Cherry Farmer to Washington: Give Our (Mexican) Workers Flexibility to Travel
Date: September 25, 2017
Fifth-generation cherry farmer Dean Devine harvests around 110 acres of cherries on his properties in Modesto and Lodi, in California. He has been in the cherry business for 40 years and knows how important it is to treat the fruit with care. Cherries are one of the most labor-intensive crops. “There is no mechanical harvesting, because the fruit won’t stand up to it,” Devine explains. “Attempts at mechanizing have resulted in lots of bruising and things like missing stems. That isn’t good for marketing.”
But in the last decade, and especially over the last five to six years, the industry has faced a labor crisis. “A lot of it has to do with immigration,” Devine explains. “The only ones who seem to want to do the work that we have are the Mexican people.” Otherwise, he says, there aren’t people knocking on doors to work.
Just in the last couple of years, it’s more noticeable than ever.

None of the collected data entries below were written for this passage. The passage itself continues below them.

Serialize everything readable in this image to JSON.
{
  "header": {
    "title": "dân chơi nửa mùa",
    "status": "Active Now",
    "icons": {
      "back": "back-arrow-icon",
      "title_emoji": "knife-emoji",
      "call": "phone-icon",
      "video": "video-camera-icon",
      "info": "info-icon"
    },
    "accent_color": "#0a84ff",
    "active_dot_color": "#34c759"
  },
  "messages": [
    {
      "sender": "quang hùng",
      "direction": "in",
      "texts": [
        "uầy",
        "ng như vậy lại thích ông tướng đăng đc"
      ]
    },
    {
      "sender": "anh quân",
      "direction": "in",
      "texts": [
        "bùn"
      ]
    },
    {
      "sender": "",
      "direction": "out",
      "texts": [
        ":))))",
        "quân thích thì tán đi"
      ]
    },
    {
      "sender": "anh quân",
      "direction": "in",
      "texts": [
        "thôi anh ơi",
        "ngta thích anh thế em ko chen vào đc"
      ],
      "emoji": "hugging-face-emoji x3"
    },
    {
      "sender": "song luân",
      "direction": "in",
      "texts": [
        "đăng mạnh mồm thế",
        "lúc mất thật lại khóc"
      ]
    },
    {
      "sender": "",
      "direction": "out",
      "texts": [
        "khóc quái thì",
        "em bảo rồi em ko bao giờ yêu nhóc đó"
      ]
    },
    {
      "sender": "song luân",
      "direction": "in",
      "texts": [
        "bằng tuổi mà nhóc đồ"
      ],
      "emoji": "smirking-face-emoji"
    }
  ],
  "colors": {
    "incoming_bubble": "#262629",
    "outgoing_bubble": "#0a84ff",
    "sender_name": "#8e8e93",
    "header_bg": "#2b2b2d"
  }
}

Everybody is short on labor.
A decade ago, when he had less acreage, Devine employed between 75 to 80 people during harvest and one or two during the off season. Today, he employs two to three full-time workers, but he would like to have as many as 150 during harvest. Yet those much-needed workers are increasingly hard — if not impossible — to find.

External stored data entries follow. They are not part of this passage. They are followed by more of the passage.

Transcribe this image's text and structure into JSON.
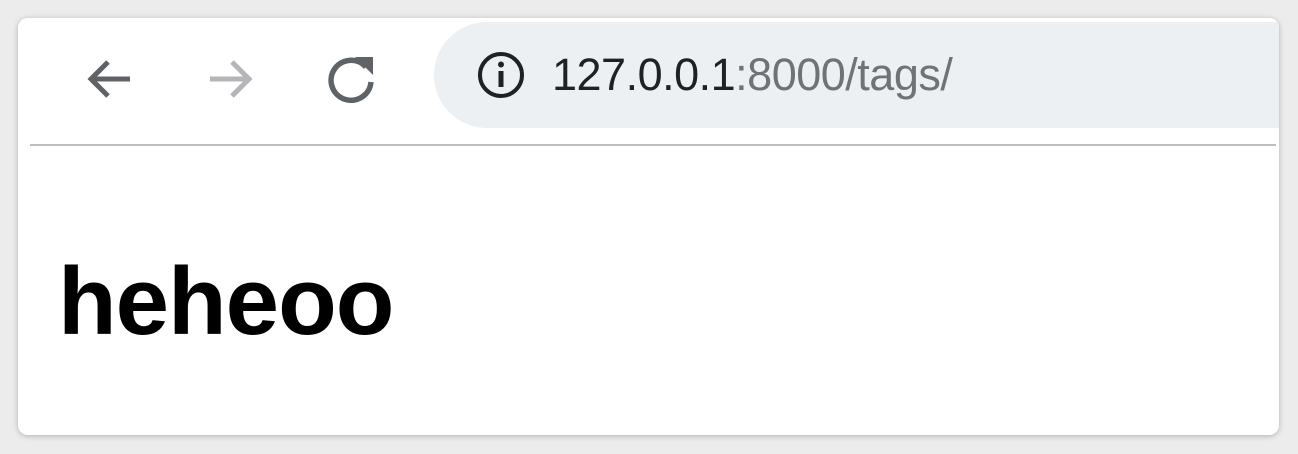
{
  "toolbar": {
    "back_icon": "arrow-left-icon",
    "forward_icon": "arrow-right-icon",
    "reload_icon": "reload-icon",
    "colors": {
      "active_icon": "#5f6368",
      "disabled_icon": "#b3b5b8",
      "omnibox_bg": "#edf0f2"
    }
  },
  "address_bar": {
    "security_icon": "info-icon",
    "url_host": "127.0.0.1",
    "url_rest": ":8000/tags/"
  },
  "page": {
    "heading": "heheoo"
  }
}
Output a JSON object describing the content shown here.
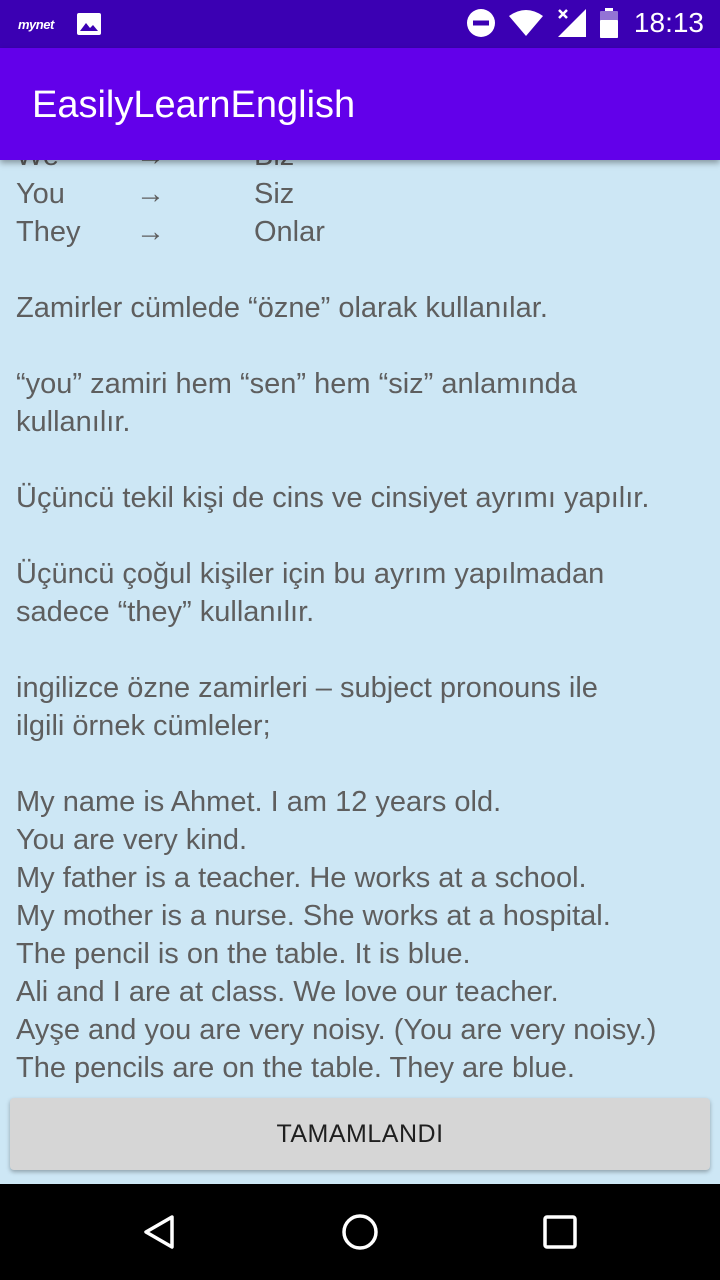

Just under 70 percent of California’s farmworkers are immigrants. And, due to ongoing labor shortages, the state’s agricultural workforce decreased by nearly 40 percent between 2002 and 2014. “Just in the last couple of years, it’s more noticeable than ever,” Devine says. “Everybody is short on labor. One contractor will say, ‘Oh I can bring in 100 people tomorrow. I can do this. I can do that. But it just doesn’t happen. Sometimes it works out and sometimes it doesn’t. We had a struggle this year, but we got through.”
The shortages are indicative of a greater problem, one that affects many different kinds of crops across the state. “As an example, we used to have 25,000 to 30,000 acres of asparagus here in the California delta,” Devine says. “Nowadays, we are lucky to have 2,000.” Like cherries, he says, “It is all hand labor. I’d say that in less than five years, there might not be any more asparagus out in the Delta anymore.”
Devine would like to be optimistic. “It’s hard after you spend a lifetime doing this, trying to come out at the end having something to pass on, but it’s just getting tougher and tougher. And although my kids grew up in the business, and I’d like to see them go on if they can — if they don’t, well, that’s their choice.”
Immigration policy matters to him because it holds the potential to make or break the business he’s dedicated his life to. “Immigration reform would help stabilize my life,” Devine says. “I would be able to get help when I knew I needed it.” To Devine, something like the Bracero Program, which began in the 1940s and allowed migrant workers to come to California to work the fields, would make sense today. Employers could provide a place to live, and food and shelter, and workers could work the harvest and then return home. “If we could have some kind of an agreement with Mexico, they’re the only ones that are going to work,” Devine says. “We aren’t the only industry that needs help. The food and hotel industries do, too.”